The rationale for internet interventions for mental health is commonly centered on the following premises:
– Mental disorders, such as anxiety and depression, are common, disabling, and costly (1).
– Evidence-based interventions have been developed; however, the majority of people who would benefit do not receive any treatment (2).
– Largely, this “treatment gap” is due to structural or health system-related barriers (such as costs and lack of trained therapists), and social barriers, such as stigma (3).
– Internet therapies can offer scalable approaches whereby large numbers of people can receive treatment and/or prevention, potentially bypassing barriers related to cost, location, lack of trained professionals, and stigma (4).
Systematic reviews and meta-analyses of randomized controlled trials of internet interventions and computerized therapies delivered off-line (e.g., via CDRom) for anxiety and/or depression have reported good evidence of effectiveness (5–7), with adherence rates from 26 to 76% (8).
Despite the robust rationale and promising evidence, relatively few evidence-based interventions have been implemented or made publicly available. Among those that have been implemented in naturalistic or “real-world” settings (i.e., outside of traditional trials), limited data regarding implementation, uptake, and impact have been published. Available data suggest that significant numbers of people may be interested in online mental health support. For example, the publicly available self-help program, MoodGYM, attracted approximately 38,000 registrants over a 14-month period (9), and the mental health app, Happify, had been downloaded between 100,000 and 500,000 times on Google Play as at 16 December 2015. Moreover, a high proportion of people who complete the self-assessments in such interventions have substantial symptoms (10, 11). Despite this, naturalistic use of internet interventions for mental health appears to be associated with high attrition (non-adherence or drop out from the intervention); with notably higher rates of attrition in implemented programs than in randomized controlled trials, even when the same program is used. For example, in field studies of MoodGYM, only 3.9% of public registrants completed at least three of the five modules, in contrast to 53.8% of participants in a controlled trial of the same intervention (12). Less than 7% of public registrants continued past two modules in a newer version of the program (9), and similar results were found with adolescents (13).
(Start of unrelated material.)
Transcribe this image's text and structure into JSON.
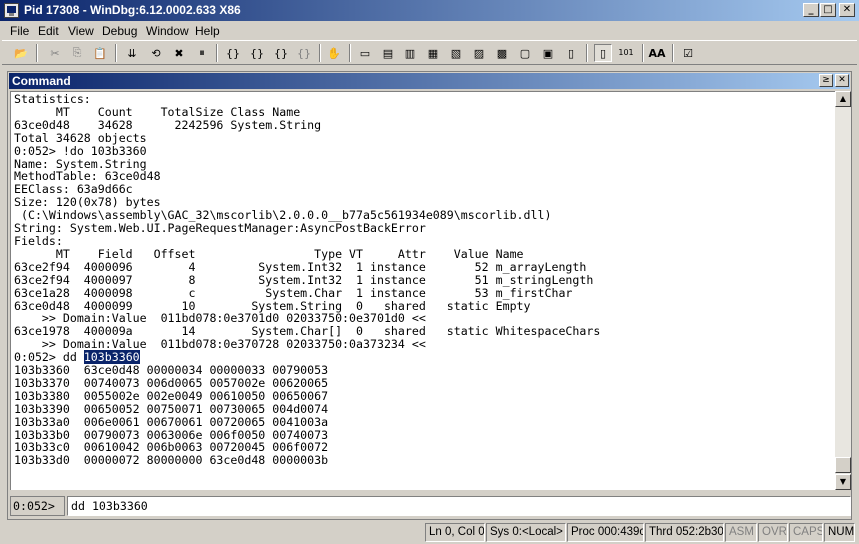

In another example, only 23% of users of a PTSD coach app used it during the first month after download, and the median time spent per session was less than one minute (14).
Increasing human support has been a core strategy for enhancing adherence to online interventions (8, 15, 16). This is promising with many trials finding higher rates of adherence to supported interventions than pure self-help interventions (17), although this is not always the case (18). Regardless of the comparison to pure self-help, attrition is still a challenge for supported internet interventions. For example, in a recent independent study by Gilbody and others (19), even with weekly telephone support, non-adherence was such that there was no treatment gain for patients accessing computerized therapies (MoodGYM and Beating the Blues) over those allocated to primary health care alone. Moreover, given that part of the rationale for computerized therapies is their scalability and low barriers to helpseeking, alternative approaches to increasing engagement should also be considered.
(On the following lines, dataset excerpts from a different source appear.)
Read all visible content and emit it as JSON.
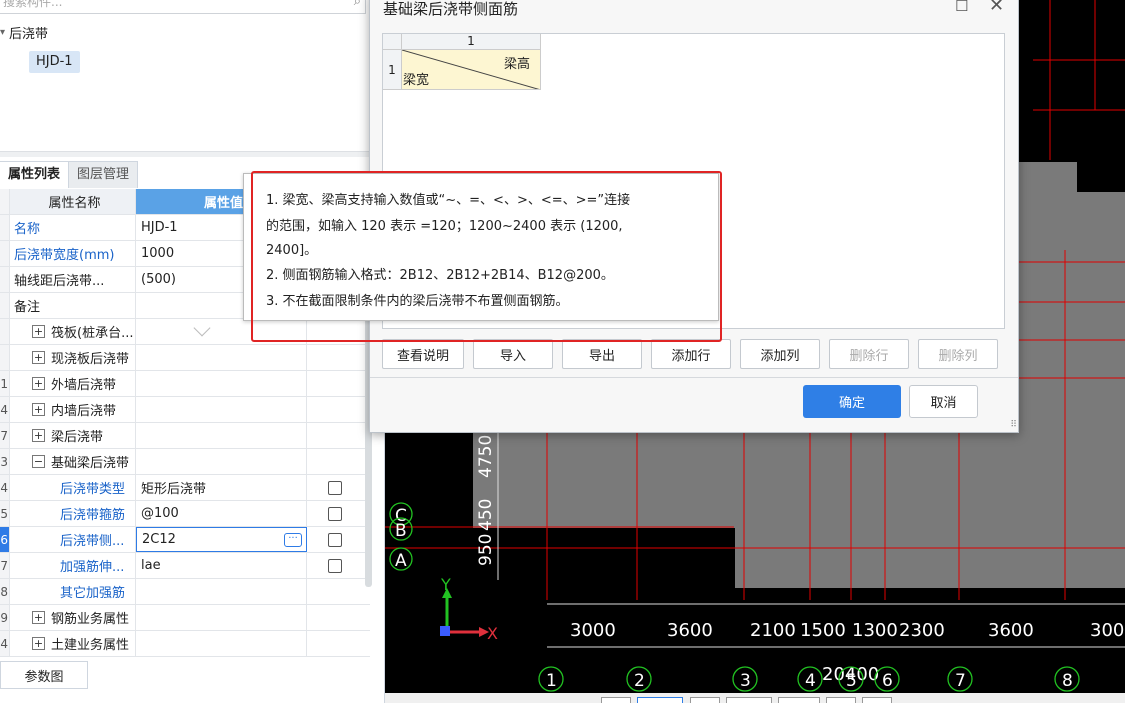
{
  "left_panel": {
    "search_placeholder": "搜索构件...",
    "tree_group": "后浇带",
    "tree_item": "HJD-1",
    "tabs": [
      "属性列表",
      "图层管理"
    ],
    "table_header": {
      "name": "属性名称",
      "value": "属性值"
    },
    "rows": [
      {
        "num": "",
        "name": "名称",
        "value": "HJD-1",
        "style": "blue",
        "expand": "",
        "check": false
      },
      {
        "num": "",
        "name": "后浇带宽度(mm)",
        "value": "1000",
        "style": "blue",
        "expand": "",
        "check": false
      },
      {
        "num": "",
        "name": "轴线距后浇带...",
        "value": "(500)",
        "style": "",
        "expand": "",
        "check": false
      },
      {
        "num": "",
        "name": "备注",
        "value": "",
        "style": "",
        "expand": "",
        "check": false
      },
      {
        "num": "",
        "name": "筏板(桩承台...",
        "value": "",
        "style": "sub",
        "expand": "+",
        "check": false
      },
      {
        "num": "",
        "name": "现浇板后浇带",
        "value": "",
        "style": "sub",
        "expand": "+",
        "check": false
      },
      {
        "num": "1",
        "name": "外墙后浇带",
        "value": "",
        "style": "sub",
        "expand": "+",
        "check": false
      },
      {
        "num": "4",
        "name": "内墙后浇带",
        "value": "",
        "style": "sub",
        "expand": "+",
        "check": false
      },
      {
        "num": "7",
        "name": "梁后浇带",
        "value": "",
        "style": "sub",
        "expand": "+",
        "check": false
      },
      {
        "num": "3",
        "name": "基础梁后浇带",
        "value": "",
        "style": "sub",
        "expand": "−",
        "check": false
      },
      {
        "num": "4",
        "name": "后浇带类型",
        "value": "矩形后浇带",
        "style": "sub2",
        "expand": "",
        "check": true
      },
      {
        "num": "5",
        "name": "后浇带箍筋",
        "value": "@100",
        "style": "sub2",
        "expand": "",
        "check": true
      },
      {
        "num": "6",
        "name": "后浇带侧...",
        "value": "2C12",
        "style": "sub2",
        "expand": "",
        "check": true,
        "selected": true
      },
      {
        "num": "7",
        "name": "加强筋伸...",
        "value": "lae",
        "style": "sub2",
        "expand": "",
        "check": true
      },
      {
        "num": "8",
        "name": "其它加强筋",
        "value": "",
        "style": "sub2",
        "expand": "",
        "check": false
      },
      {
        "num": "9",
        "name": "钢筋业务属性",
        "value": "",
        "style": "sub",
        "expand": "+",
        "check": false
      },
      {
        "num": "4",
        "name": "土建业务属性",
        "value": "",
        "style": "sub",
        "expand": "+",
        "check": false
      }
    ],
    "param_button": "参数图"
  },
  "dialog": {
    "title": "基础梁后浇带侧面筋",
    "grid": {
      "col_header": "1",
      "row_header": "1",
      "cell_top": "梁高",
      "cell_bottom": "梁宽"
    },
    "buttons": [
      "查看说明",
      "导入",
      "导出",
      "添加行",
      "添加列",
      "删除行",
      "删除列"
    ],
    "disabled_buttons": [
      "删除行",
      "删除列"
    ],
    "ok": "确定",
    "cancel": "取消"
  },
  "tooltip": {
    "lines": [
      "1. 梁宽、梁高支持输入数值或“~、=、<、>、<=、>=”连接",
      "的范围，如输入 120 表示 =120；1200~2400 表示 (1200,",
      "2400]。",
      "2. 侧面钢筋输入格式：2B12、2B12+2B14、B12@200。",
      "3. 不在截面限制条件内的梁后浇带不布置侧面钢筋。"
    ]
  },
  "canvas": {
    "dimensions": [
      "3000",
      "3600",
      "2100",
      "1500",
      "1300",
      "2300",
      "3600",
      "300"
    ],
    "total_dimension": "20400",
    "axis_numbers": [
      "1",
      "2",
      "3",
      "4",
      "5",
      "6",
      "7",
      "8"
    ],
    "axis_letters": [
      "C",
      "B",
      "A"
    ],
    "vertical_dims": [
      "4750",
      "450",
      "950"
    ],
    "ucs_x": "X",
    "ucs_y": "Y"
  },
  "colors": {
    "accent": "#2f7fe6",
    "highlight_border": "#e02424",
    "canvas_bg": "#000000",
    "grid_red": "#e00000"
  }
}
Together, findings from naturalistic or implementation studies suggest that potential users, including those with significant symptoms, are interested in internet interventions for mental health (20–23); however, implementation and engagement require improvement. We contend that the current paradigm or approach for the development of evidence-based internet interventions for mental health is typically researcher led; that the programs are often designed to replicate tested face-to-face therapies online; and that these are usually tested using classic validation designs (randomized controlled trials), with a focus on the efficacy of stand-alone interventions. Many of these components are critical to demonstrate that internet interventions can be effective under trial conditions as shown in Figure 1. However, to increase the impact of serious games and e-therapies, further developments are required.
An international group initiated by the last author (Heleen Riper) met in Amsterdam and Valencia with students and game designers. The group included authors of the present paper and others involved in e-health topics, including the fields of serious gaming (SPARX, Michael’s Game) and virtual reality (EMMA, BUTLER), apps for depression (MOODBUSTER) and substance use (Stop-cannabis), and online interventions for suicide prevention (PITSTOP suicide). An international Collaboration on Maximizing the impact of E-Therapy and Serious Gaming (COMETS) was established. We identified four pillars that need stronger emphasis for advancing research and increasing the impact of e-therapies and serious gaming. As shown in Figure 1, these are:
1. Increased focus on user-centered approaches (including user-centered design of interventions, and user responsiveness or individualization within interventions).
2. Greater emphasis on engagement (utilizing processes, such as gaming, telepresence and persuasive technology, and incorporating measures of engagement).
3. Increased collaboration across geographical regions, sectors, and interest groups.
4. Rapid testing and implementation.
The present paper outlines these potential approaches for increasing the real-world impact of internet interventions. New emphases or approaches should enhance, not replace, rigorous research-based approaches.
Toward a New Paradigm
Increased Focus on User-Centered Approaches
We propose that one of the key ways of increasing the impact of internet interventions is through increasing the focus on user-centered approaches. This would include user-centered design processes and greater individualization within programs, with the latter perhaps utilizing increased modularization.
While some computerized therapies and serious games have been designed with significant user input, we contend that uptake and adherence to internet interventions can be enhanced with greater involvement and understanding of users. This is not merely about consulting users on drafts but also about a deep understanding of user needs and preferences, and actively involving users in design processes from the outset. For example, a traditional research-centered process might begin with reviewing published evidence and subsequently planning an internet intervention containing six to ten modules to be completed at a rate of about one per week, hereby approximating evidence-based face-to-face therapies. By contrast, a user-centered design would begin with users, to understand issues such as how and when they would be willing to use the internet for mental wellbeing, and to explore their current behavior, needs, and preferences. Such an approach might suggest alternative processes or content. For example, alternative frequencies and durations of use might be proposed in order to reflect how people actually utilize the internet for psychological needs. Alternative processes for engagement or therapeutic change could also be identified for investigation (such as the use of sharable content or the opportunity to help others). The evidence for each of these components should, of course, be investigated. The point being not to replace research with user-centered design, but to utilize user-centered processes alongside scientific research.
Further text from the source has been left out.